Ella le mira a los ojos.
—Soy una
call girl
.
—Me temo que no...
—Una prostituta.
—Ah.
—¿A qué te dedicas tú?
Él sonríe.
—Soy cura.
—No vas vestido de cura.
—Tú no vas vestida de prostituta —replica él—. De hecho, soy algo peor que un cura, soy un obispo. Un arzobispo.
—¿Eso es mejor que obispo?
—Desde el punto de vista jerárquico, era más feliz de cura.
—¿Y por qué no vuelves a ser cura?
Él sonríe y asiente.
—Debo deducir que eres una
call girl
de mucho éxito. —Sí —admite Nora—. Apuesto a que es usted un arzobispo de mucho éxito.
—De hecho, estoy pensando en dejarlo.
—¿Por qué?
—No estoy seguro de seguir creyendo.
Nora se encoge de hombros.
—Finja.
—¿Fingir?
—Es fácil. Yo lo hago siempre.
—Ah. Aaah, ya entiendo. —Parada nota que se ruboriza—. Pero ¿por qué debería fingir?
—Por el poder —dice Nora. Al ver que Parada parece confuso, continúa—: Un arzobispo debe de ser muy poderoso, ¿verdad?
—En cierto sentido.
Nora asiente.
—Yo me acuesto con hombres poderosos. Sé que cuando quieren que se haga algo, se hace.
—¿Y?
—Pues que hay que hacer muchas cosas —dice Nora mientras señala el parque que les rodea.
—Ah.
Por la boca de los niños, piensa Parada. Ya no digamos de las prostitutas.
—Bien, ha sido agradable hablar contigo —dice—. Deberíamos mantenernos en contacto.
—¿Una puta y un obispo?
—Está claro que no has leído la Biblia —dice Parada—. ¿El Nuevo Testamento? ¿Te suena María Magdalena?
—No.
—En cualquier caso, sería estupendo que fuéramos amigos —dice, y añade enseguida—: No me refiero a ese tipo de amistad. Hice voto... Solo quiero decir... Me gustaría que fuéramos amigos.
—Creo que a mí también.
Parada saca una tarjeta del bolsillo.
—Cuando las cosas se tranquilicen, ¿querrías llamarme?
—Sí, lo haré.
—Estupendo. Bueno, será mejor que me vaya. Tengo cosas que hacer.
—Yo también.
Parada vuelve hacia la tienda del Socorro Católico.
—Empiece a averiguar el nombre de estos niños —ordena a un sacerdote—, y después cotéjelos con la lista de muertos, desaparecidos y supervivientes.
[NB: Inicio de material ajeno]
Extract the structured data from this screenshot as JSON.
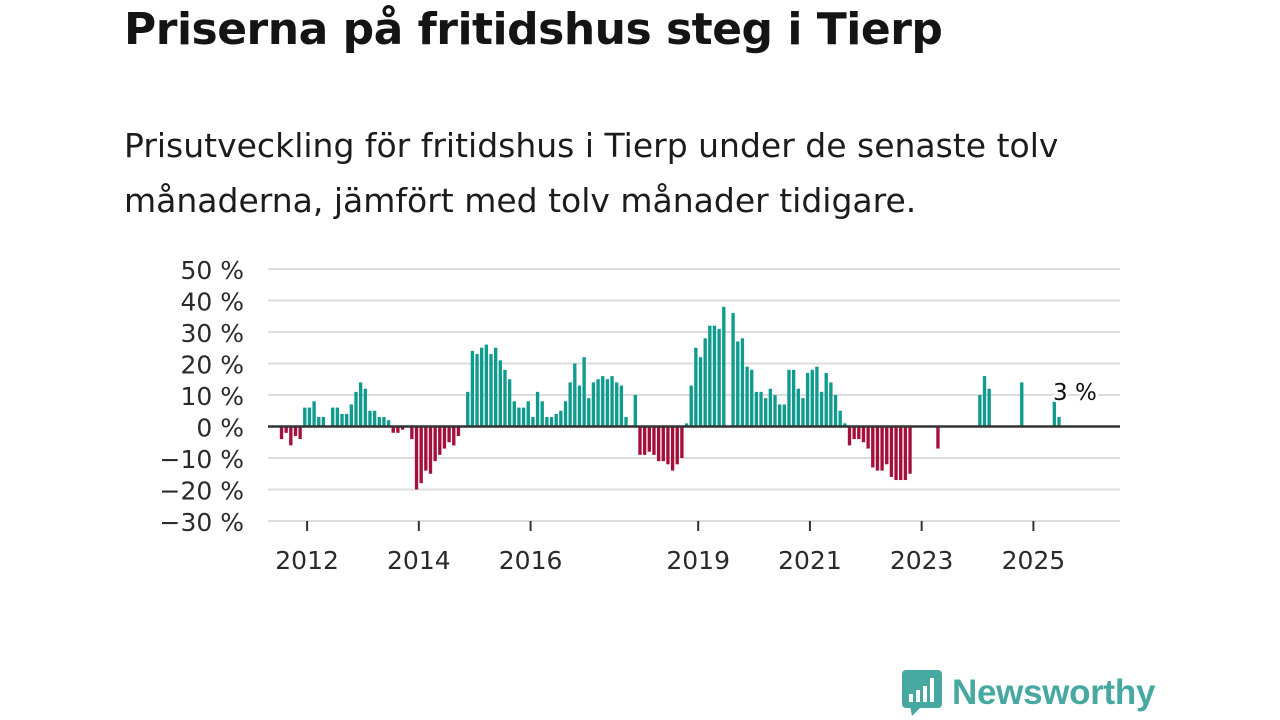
{
  "header": {
    "title": "Priserna på fritidshus steg i Tierp",
    "subtitle": "Prisutveckling för fritidshus i Tierp under de senaste tolv månaderna, jämfört med tolv månader tidigare."
  },
  "chart_data": {
    "type": "bar",
    "title": "Priserna på fritidshus steg i Tierp",
    "subtitle": "Prisutveckling för fritidshus i Tierp under de senaste tolv månaderna, jämfört med tolv månader tidigare.",
    "ylabel": "",
    "xlabel": "",
    "ylim": [
      -30,
      50
    ],
    "yticks": [
      -30,
      -20,
      -10,
      0,
      10,
      20,
      30,
      40,
      50
    ],
    "ytick_labels": [
      "−30 %",
      "−20 %",
      "−10 %",
      "0 %",
      "10 %",
      "20 %",
      "30 %",
      "40 %",
      "50 %"
    ],
    "xticks": [
      2012,
      2014,
      2016,
      2019,
      2021,
      2023,
      2025
    ],
    "xtick_labels": [
      "2012",
      "2014",
      "2016",
      "2019",
      "2021",
      "2023",
      "2025"
    ],
    "x_start": "2011-07",
    "frequency": "monthly",
    "positive_color": "#0f9b8e",
    "negative_color": "#a50f3c",
    "values": [
      -4,
      -2,
      -6,
      -3,
      -4,
      6,
      6,
      8,
      3,
      3,
      null,
      6,
      6,
      4,
      4,
      7,
      11,
      14,
      12,
      5,
      5,
      3,
      3,
      2,
      -2,
      -2,
      -1,
      null,
      -4,
      -20,
      -18,
      -14,
      -15,
      -11,
      -9,
      -7,
      -5,
      -6,
      -3,
      null,
      11,
      24,
      23,
      25,
      26,
      23,
      25,
      21,
      18,
      15,
      8,
      6,
      6,
      8,
      3,
      11,
      8,
      3,
      3,
      4,
      5,
      8,
      14,
      20,
      13,
      22,
      9,
      14,
      15,
      16,
      15,
      16,
      14,
      13,
      3,
      null,
      10,
      -9,
      -9,
      -8,
      -9,
      -11,
      -11,
      -12,
      -14,
      -12,
      -10,
      1,
      13,
      25,
      22,
      28,
      32,
      32,
      31,
      38,
      null,
      36,
      27,
      28,
      19,
      18,
      11,
      11,
      9,
      12,
      10,
      7,
      7,
      18,
      18,
      12,
      9,
      17,
      18,
      19,
      11,
      17,
      14,
      10,
      5,
      1,
      -6,
      -4,
      -4,
      -5,
      -7,
      -13,
      -14,
      -14,
      -12,
      -16,
      -17,
      -17,
      -17,
      -15,
      null,
      null,
      null,
      null,
      null,
      -7,
      null,
      null,
      null,
      null,
      null,
      null,
      null,
      null,
      10,
      16,
      12,
      null,
      null,
      null,
      null,
      null,
      null,
      14,
      null,
      null,
      null,
      null,
      null,
      null,
      9,
      3
    ],
    "annotation": {
      "text": "3 %",
      "value": 3,
      "series_point": "last"
    }
  },
  "brand": {
    "name": "Newsworthy",
    "logo_icon": "bar-chart-speech-bubble-icon"
  }
}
Alguien tendrá una lista de padres que buscan a sus hijos. Compare ambas.
—¿Quién es usted? —pregunta el sacerdote.
—Soy el arzobispo de Guadalajara —contesta Parada—. Ponga manos a la obra. Y que otra persona se encargue de conseguir comida y mantas para esos niños.
—Sí, Ilustrísima.
—Y necesitaré un coche.
—¿Ilustrísima?
—Un coche —dice Parada—. Necesitaré un coche para ir a ver al nuncio.
La residencia de Antonucci se encuentra al sur de la ciudad, lejos de las zonas más afectadas. La electricidad funcionará, las luces estarán encendidas. Lo más importante, los teléfonos funcionarán.
—Muchas calles están cortadas, Ilustrísima.
—Y muchas no —replica Parada—. Ustedes siguen aquí parados. ¿Por qué?
Dos horas después, el nuncio papal, el cardenal Girolamo Antonucci, regresa a su residencia y se encuentra al personal inquieto y al arzobispo Parada en su despacho, con los pies apoyados sobre la mesa, fumando un cigarrillo y dando órdenes por teléfono.
Parada levanta la vista cuando Antonucci entra.
—¿Puede traernos un poco de café? —pregunta Parada—. La noche va a ser larga.
Y mañana, el día será más largo todavía.
Placeres culpables.
Café caliente y fuerte. Pan recién horneado.
Y gracias a Dios, Antonucci es italiano y fuma, piensa Parada mientras inhala en sus pulmones el más culpable de todos los placeres culpables, al menos entre los que están al alcance de un sacerdote.